‘The Face of Love’: It’s no ‘Vertigo’
A 2-star review of “The Face of Love,” starring a glowing Annette Bening as a widow who meets her late husband’s doppelgänger.
Seattle Times movie critic
‘The Face of Love,’ with Annette Bening, Ed Harris, Robin Williams, Jess Weixler, Amy Brenneman. Directed by Arie Posin, from a screenplay by Posin and Matthew McDuffie. 92 minutes. Rated PG-13 for brief drug references. Sundance Cinemas.

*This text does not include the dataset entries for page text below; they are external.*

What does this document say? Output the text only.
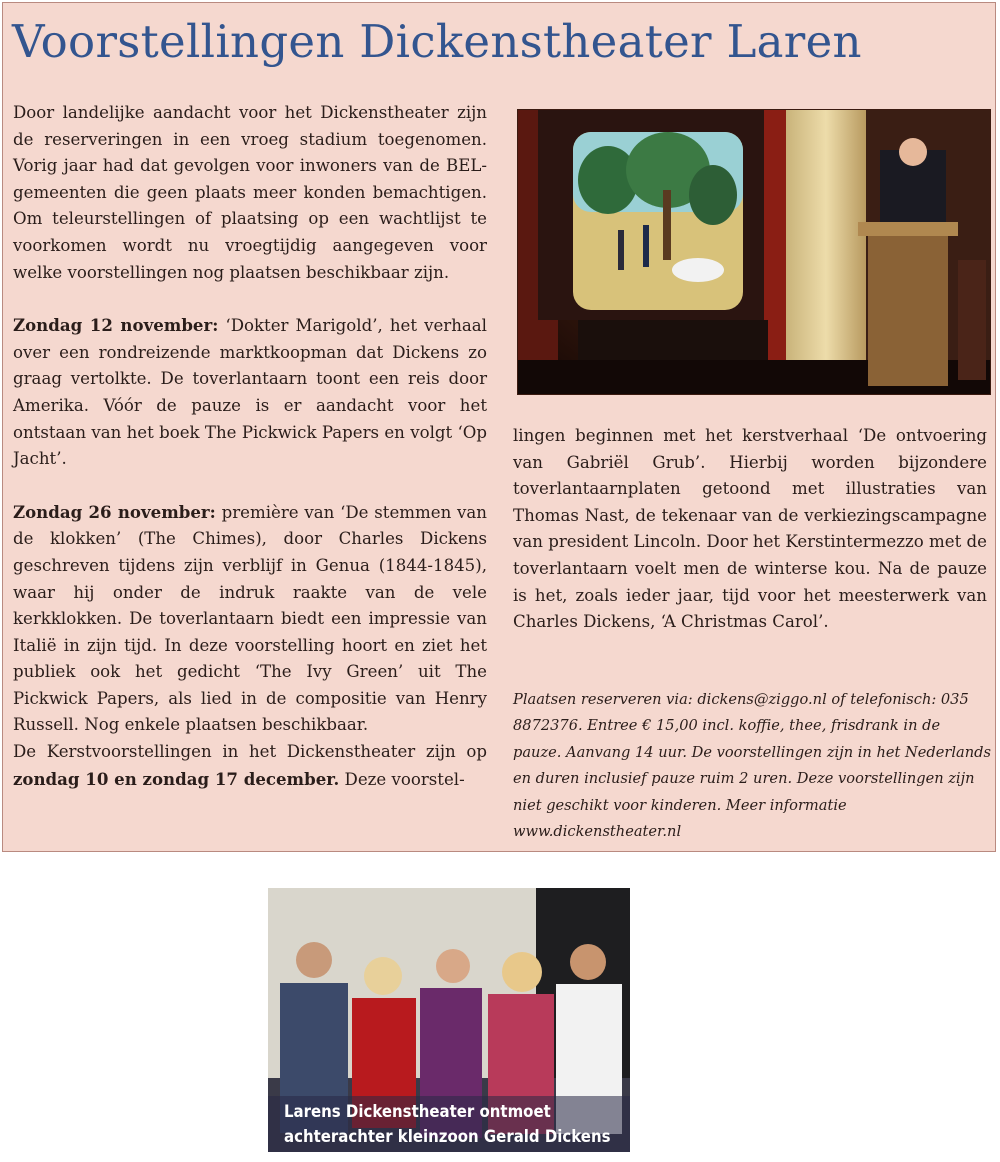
Voorstellingen Dickenstheater Laren

Door landelijke aandacht voor het Dickenstheater zijn de reserveringen in een vroeg stadium toegenomen. Vorig jaar had dat gevolgen voor inwoners van de BEL-gemeenten die geen plaats meer konden bemachtigen. Om teleurstellingen of plaatsing op een wachtlijst te voorkomen wordt nu vroegtijdig aangegeven voor welke voorstellingen nog plaatsen beschikbaar zijn.

Zondag 12 november: ‘Dokter Marigold’, het verhaal over een rondreizende marktkoopman dat Dickens zo graag vertolkte. De toverlantaarn toont een reis door Amerika. Vóór de pauze is er aandacht voor het ontstaan van het boek The Pickwick Papers en volgt ‘Op Jacht’.

Zondag 26 november: première van ‘De stemmen van de klokken’ (The Chimes), door Charles Dickens geschreven tijdens zijn verblijf in Genua (1844-1845), waar hij onder de indruk raakte van de vele kerkklokken. De toverlantaarn biedt een impressie van Italië in zijn tijd. In deze voorstelling hoort en ziet het publiek ook het gedicht ‘The Ivy Green’ uit The Pickwick Papers, als lied in de compositie van Henry Russell. Nog enkele plaatsen beschikbaar.

De Kerstvoorstellingen in het Dickenstheater zijn op zondag 10 en zondag 17 december. Deze voorstel-

lingen beginnen met het kerstverhaal ‘De ontvoering van Gabriël Grub’. Hierbij worden bijzondere toverlantaarnplaten getoond met illustraties van Thomas Nast, de tekenaar van de verkiezingscampagne van president Lincoln. Door het Kerstintermezzo met de toverlantaarn voelt men de winterse kou. Na de pauze is het, zoals ieder jaar, tijd voor het meesterwerk van Charles Dickens, ‘A Christmas Carol’.

Plaatsen reserveren via: dickens@ziggo.nl of telefonisch: 035 8872376. Entree € 15,00 incl. koffie, thee, frisdrank in de pauze. Aanvang 14 uur. De voorstellingen zijn in het Nederlands en duren inclusief pauze ruim 2 uren. Deze voorstellingen zijn niet geschikt voor kinderen. Meer informatie www.dickenstheater.nl

Larens Dickenstheater ontmoet
achterachter kleinzoon Gerald Dickens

Arie Posin’s romantic drama “The Face of Love” is, ultimately, about Annette Bening’s face — which quickly becomes the main reason to watch the film. Taking a break from her streak of playing wacky moms (“Girl Most Likely,” “Ruby Sparks”), Bening here plays Nikki, a Los Angeles widow of five years who’s shocked one day to meet Tom, an artist who looks exactly like her late, beloved husband, Garrett (Ed Harris, in both roles). Complications ensue, but you try to tune them out; what’s mesmerizing here is what happens in Bening’s eyes, in her complicated smiles, in her eloquent quiet. She creates a woman who we care about; someone whose face still carries the glow of being in love even years later, and who knows that following her heart toward Tom is foolish yet inevitable.
And then you pull your eyes away from Bening (no easy trick) and realize that “The Face of Love” is, alas, a bit of a mess; kind of a low-rent “Vertigo” with a story that never makes any sense. The camera lingers on the details and tchotchkes of Nikki’s house (designed by Garrett, an architect) like an arty TV design show; Tom’s precisely messy studio is lit like a Vermeer painting. Robin Williams, as Nikki’s wistful widower neighbor, gives a weirdly calibrated performance that seems to be simmering with mysterious subtext; you start expecting “Face of Love” to become a killer-next-door thriller, or at least a Robin Williams movie, but he never gets to do much except show up and look sad. Harris and Bening have definite chemistry but are stuck in a story that has nowhere to go, and that relies too often on unbelievable coincidence.
That said, it’s still a pleasure to spend 92 minutes gazing at Bening, who so rarely gets a chance to carry a film. May she and her fierce honesty return soon, in a better role.